The United States constitute a society which moves under the impulse and by the guidance of instinct, rather than according to any premeditated plan; it does not know itself. It rejects the tyranny of a past, which is exclusively military in its character, and yet it is deeply imbued with the sentiment of order. It has been nurtured in the hatred of the old political systems of Europe; but a feeling of the necessity of self-restraint runs through its veins. It is divided between its instinctive perceptions of the future and its aversion to the past; between its thirst after freedom, and its hunger for social order; between its religious veneration of experience, and its horror of the violence of past ages. Hence the apparent contradictions which appear in its tastes and its tendencies; but the confusion is only apparent.

In each State there are two authorities, distinct in their composition and their attributes. The one corresponds to the government in the European social system, to the old Cæsar. At its head is a magistrate who bears the old name of Governor,[DC] with the pompous title of commander-in-chief of the sea and land forces. This authority is reduced to a shadow. In the new States of the West, which have come into the world since the establishment of Independence, its attributes have been gradually suppressed, or rather the citizens have reserved the exercise of them to themselves. Thus the people itself appoint most of the public officers. The management of funds is rarely confided to the Governor, but is generally entrusted to a special board of Commissioners. The Governor has not the control of the forces of the State; strictly speaking, indeed, there are none; but in case of necessity, the Sheriff has the right to summon the posse comitatus, and to oblige all bystanders, armed or not, to render him assistance, and to act as police officers. There is no regular police, there are no passports; but nobody can stop at an inn without entering his name and residence on the register. This register is open to the examination of all in the bar-room, which is a necessary appendage of every public place, and there it remains at all times to be turned over by all. The bar-keeper fills, in fact, the post of commissioner of police, and the crowd that assembles in the bar-room to read the newspapers, smoke, drink whiskey, and talk politics, that is to say all travellers, would, in case of necessity, be ready to act the part of constables. This is real self-government; these are the obligations and responsibilities, that every citizen takes upon himself when he disarms authority.
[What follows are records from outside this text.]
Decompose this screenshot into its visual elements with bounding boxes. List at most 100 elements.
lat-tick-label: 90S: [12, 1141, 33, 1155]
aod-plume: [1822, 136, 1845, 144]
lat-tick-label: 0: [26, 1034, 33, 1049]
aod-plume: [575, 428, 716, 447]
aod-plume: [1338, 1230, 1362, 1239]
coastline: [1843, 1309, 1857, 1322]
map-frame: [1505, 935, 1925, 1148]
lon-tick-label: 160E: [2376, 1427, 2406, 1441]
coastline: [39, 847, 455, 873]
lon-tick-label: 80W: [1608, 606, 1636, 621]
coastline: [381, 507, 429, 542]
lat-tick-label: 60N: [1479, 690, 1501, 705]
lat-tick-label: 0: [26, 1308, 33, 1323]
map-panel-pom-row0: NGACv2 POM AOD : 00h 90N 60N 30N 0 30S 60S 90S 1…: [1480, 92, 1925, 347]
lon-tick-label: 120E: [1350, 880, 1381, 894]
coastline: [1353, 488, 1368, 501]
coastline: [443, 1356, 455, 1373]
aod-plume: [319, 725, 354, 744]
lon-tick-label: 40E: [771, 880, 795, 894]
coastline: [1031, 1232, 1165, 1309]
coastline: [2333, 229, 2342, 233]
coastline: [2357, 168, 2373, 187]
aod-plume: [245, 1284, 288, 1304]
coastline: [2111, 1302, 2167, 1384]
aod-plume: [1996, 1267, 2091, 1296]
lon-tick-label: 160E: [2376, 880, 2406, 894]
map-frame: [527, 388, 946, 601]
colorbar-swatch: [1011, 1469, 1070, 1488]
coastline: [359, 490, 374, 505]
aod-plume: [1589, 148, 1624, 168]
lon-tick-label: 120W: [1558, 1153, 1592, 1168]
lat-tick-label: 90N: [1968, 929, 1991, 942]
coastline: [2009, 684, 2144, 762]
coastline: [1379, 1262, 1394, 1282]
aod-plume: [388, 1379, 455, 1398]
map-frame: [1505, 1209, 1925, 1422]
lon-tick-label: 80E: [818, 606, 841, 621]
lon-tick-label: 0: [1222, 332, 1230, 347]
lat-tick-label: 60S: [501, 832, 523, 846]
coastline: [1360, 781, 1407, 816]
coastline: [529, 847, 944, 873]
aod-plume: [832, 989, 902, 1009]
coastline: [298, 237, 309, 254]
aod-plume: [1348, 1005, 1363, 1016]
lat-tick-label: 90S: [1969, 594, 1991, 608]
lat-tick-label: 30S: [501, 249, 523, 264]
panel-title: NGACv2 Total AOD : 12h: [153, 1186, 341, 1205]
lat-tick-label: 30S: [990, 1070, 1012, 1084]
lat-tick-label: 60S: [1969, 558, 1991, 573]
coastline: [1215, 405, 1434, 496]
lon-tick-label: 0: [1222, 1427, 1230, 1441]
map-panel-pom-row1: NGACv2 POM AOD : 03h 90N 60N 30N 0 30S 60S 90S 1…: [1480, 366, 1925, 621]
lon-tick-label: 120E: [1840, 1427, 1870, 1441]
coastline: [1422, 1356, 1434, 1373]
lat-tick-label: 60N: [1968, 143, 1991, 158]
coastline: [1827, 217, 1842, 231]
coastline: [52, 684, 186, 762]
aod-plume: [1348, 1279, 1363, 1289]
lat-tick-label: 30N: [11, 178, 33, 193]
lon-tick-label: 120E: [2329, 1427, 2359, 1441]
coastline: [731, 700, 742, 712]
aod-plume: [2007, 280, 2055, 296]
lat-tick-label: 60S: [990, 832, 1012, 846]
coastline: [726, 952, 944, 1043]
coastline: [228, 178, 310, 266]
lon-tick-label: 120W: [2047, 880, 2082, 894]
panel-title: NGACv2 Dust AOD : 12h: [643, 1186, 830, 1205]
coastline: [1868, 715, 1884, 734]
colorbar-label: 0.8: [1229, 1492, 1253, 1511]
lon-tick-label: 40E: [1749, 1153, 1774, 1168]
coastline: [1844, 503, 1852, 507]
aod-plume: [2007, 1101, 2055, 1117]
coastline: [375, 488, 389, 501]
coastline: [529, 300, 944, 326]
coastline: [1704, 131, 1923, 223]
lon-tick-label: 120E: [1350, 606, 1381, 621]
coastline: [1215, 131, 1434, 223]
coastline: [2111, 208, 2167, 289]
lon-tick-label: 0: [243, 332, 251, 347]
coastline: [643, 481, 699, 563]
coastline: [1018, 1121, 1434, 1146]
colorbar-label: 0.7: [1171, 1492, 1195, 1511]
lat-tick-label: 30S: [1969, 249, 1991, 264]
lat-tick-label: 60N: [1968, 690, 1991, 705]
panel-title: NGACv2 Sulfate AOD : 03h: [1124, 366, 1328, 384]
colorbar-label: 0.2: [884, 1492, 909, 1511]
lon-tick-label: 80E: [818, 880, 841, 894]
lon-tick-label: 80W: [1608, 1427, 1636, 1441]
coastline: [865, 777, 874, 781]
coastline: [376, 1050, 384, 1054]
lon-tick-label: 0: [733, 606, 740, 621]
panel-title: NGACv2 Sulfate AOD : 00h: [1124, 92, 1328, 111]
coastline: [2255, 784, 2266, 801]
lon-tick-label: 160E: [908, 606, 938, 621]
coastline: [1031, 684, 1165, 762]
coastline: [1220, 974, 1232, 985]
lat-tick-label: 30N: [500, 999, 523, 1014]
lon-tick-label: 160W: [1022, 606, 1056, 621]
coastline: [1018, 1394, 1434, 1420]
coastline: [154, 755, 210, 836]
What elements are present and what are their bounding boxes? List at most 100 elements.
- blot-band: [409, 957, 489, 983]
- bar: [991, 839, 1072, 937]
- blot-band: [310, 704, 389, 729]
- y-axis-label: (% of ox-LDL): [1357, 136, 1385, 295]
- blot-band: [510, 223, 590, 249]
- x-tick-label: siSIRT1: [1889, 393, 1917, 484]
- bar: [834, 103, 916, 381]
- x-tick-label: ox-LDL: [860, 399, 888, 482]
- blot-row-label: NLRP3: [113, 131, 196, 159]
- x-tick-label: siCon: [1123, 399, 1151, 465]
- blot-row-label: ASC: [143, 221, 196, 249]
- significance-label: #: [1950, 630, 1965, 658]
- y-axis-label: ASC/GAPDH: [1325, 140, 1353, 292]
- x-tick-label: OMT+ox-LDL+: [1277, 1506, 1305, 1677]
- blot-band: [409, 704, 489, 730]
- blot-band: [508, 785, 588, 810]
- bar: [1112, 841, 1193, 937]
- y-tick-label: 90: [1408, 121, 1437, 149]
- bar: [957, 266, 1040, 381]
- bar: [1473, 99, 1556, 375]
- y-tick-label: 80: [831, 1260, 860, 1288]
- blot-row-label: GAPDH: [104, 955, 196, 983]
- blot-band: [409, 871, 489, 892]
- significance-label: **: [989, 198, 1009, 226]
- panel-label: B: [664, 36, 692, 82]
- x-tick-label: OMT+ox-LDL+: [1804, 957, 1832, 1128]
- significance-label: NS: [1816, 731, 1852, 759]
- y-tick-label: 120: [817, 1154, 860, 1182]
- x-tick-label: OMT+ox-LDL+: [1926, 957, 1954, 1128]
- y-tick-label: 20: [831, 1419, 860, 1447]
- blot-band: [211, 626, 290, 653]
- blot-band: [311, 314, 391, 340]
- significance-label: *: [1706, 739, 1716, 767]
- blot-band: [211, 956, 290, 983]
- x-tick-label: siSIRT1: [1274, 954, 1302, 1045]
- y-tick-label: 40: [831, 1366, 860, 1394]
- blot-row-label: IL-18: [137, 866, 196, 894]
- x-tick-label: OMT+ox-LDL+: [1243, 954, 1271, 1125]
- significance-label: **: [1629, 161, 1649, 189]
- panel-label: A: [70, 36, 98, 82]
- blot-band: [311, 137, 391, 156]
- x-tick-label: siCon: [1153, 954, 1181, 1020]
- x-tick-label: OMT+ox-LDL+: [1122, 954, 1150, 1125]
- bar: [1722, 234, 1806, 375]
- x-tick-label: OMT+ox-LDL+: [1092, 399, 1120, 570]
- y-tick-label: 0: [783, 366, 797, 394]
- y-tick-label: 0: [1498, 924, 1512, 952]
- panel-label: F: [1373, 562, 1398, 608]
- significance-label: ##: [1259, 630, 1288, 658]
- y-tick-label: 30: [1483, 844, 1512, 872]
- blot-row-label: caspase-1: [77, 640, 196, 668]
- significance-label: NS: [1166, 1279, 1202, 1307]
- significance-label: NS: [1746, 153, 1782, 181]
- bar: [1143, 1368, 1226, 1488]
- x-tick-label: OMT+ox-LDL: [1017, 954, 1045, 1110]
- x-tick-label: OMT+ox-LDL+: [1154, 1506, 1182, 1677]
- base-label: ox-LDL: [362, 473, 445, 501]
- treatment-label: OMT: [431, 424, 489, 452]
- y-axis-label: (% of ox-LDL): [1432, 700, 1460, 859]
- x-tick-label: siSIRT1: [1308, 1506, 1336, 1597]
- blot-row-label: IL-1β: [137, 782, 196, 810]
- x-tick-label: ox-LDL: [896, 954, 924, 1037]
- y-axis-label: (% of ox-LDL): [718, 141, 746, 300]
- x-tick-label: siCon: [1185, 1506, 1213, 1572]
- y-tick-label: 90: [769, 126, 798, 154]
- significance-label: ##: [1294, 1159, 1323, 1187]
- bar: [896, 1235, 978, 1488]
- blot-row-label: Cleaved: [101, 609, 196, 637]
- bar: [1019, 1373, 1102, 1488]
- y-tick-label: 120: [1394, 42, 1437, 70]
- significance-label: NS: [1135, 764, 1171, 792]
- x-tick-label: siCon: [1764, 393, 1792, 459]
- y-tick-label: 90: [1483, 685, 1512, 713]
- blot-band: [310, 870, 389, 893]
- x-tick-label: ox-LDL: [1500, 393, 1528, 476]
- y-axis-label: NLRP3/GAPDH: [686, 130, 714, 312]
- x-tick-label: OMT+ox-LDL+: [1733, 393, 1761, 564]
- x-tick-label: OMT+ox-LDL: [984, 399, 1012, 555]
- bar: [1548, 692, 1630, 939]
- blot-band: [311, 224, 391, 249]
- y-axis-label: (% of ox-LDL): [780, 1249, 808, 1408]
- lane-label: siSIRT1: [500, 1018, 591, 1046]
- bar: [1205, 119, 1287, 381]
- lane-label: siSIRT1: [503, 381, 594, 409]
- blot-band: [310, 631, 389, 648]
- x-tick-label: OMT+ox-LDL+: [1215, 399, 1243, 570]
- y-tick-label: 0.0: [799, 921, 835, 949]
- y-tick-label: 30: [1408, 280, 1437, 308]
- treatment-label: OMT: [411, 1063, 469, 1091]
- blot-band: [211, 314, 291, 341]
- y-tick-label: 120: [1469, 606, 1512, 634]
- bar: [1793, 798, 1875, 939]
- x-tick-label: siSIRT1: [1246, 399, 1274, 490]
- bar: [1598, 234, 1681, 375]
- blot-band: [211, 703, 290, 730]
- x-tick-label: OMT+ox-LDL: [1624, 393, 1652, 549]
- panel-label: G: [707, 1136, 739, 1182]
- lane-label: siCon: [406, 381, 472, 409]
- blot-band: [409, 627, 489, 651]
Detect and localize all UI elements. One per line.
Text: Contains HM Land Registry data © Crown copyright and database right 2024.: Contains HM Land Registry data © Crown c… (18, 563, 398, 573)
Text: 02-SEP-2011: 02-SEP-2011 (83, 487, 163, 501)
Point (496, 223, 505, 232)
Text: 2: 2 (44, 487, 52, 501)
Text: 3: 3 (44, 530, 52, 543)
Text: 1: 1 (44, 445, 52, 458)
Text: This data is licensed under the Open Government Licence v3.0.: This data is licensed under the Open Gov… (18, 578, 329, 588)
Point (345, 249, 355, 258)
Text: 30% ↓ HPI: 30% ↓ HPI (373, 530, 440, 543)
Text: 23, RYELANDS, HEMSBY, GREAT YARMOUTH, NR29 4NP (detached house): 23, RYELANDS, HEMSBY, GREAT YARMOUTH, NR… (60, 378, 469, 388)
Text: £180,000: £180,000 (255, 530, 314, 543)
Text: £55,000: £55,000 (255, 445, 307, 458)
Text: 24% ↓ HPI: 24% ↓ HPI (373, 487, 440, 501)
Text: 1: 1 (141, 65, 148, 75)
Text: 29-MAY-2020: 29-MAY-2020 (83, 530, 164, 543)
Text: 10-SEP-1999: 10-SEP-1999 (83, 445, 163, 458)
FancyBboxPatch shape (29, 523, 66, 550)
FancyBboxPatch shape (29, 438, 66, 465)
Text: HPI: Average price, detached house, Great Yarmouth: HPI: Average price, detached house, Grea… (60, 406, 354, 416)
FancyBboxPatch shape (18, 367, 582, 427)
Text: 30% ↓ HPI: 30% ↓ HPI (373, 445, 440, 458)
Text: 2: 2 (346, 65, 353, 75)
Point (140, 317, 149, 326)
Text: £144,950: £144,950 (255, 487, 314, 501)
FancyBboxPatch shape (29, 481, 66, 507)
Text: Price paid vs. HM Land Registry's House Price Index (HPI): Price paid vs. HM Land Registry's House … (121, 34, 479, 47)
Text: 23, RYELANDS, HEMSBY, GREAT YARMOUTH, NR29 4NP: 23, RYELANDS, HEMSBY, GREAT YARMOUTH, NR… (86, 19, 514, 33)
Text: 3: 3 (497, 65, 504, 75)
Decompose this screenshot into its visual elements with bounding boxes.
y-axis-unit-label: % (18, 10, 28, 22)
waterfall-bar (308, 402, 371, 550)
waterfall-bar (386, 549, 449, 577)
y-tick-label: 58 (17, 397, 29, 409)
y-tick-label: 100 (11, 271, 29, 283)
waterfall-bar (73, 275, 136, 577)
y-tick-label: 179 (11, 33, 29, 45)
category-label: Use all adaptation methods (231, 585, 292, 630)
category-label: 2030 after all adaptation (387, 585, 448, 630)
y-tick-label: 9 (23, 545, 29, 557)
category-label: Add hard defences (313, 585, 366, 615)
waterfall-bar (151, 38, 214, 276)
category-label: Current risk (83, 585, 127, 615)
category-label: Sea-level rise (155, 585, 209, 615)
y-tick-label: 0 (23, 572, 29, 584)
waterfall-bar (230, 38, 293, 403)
The power of the Governor, who was formerly the representative of royalty, the brilliant reflexion of the omnipotence of the proud monarchs of Europe, is crumbled to dust. Even the exterior of power has not been kept up; he has no guards, no palace, no money. The Governors of Indiana and Illinois have a salary of 1000 dollars a year, without a house or any accessories. There is not a trader in Cincinnati, who does not pay his head-clerk better; the clerks at Washington have 700 dollars a year.

This fall of power is to be explained by other considerations than those drawn from the principle of self-government. The ancient power was Cæsar, was military in its character. American society has denied Cæsar. In Europe, it has been necessary that Cæsar should be strong for the security of national independence; for in Europe we are always on the eve of war. The United States, on the contrary, are organised on the principle, that war between the States is an impossibility, and that a foreign war is scarcely probable. The Americans, therefore, can dispense with Cæsar, but we are obliged to cleave to him. Yet it is not to be inferred that they can and will long dispense with authority, or that they are even now free from its control. There is, in America, religious authority, which never closes its eyes; there is the authority of opinion, which is severe to rigour; there is the authority of the legislatures, which sometimes savours of the omnipotence of parliament; there is the dictatorial authority of mobs.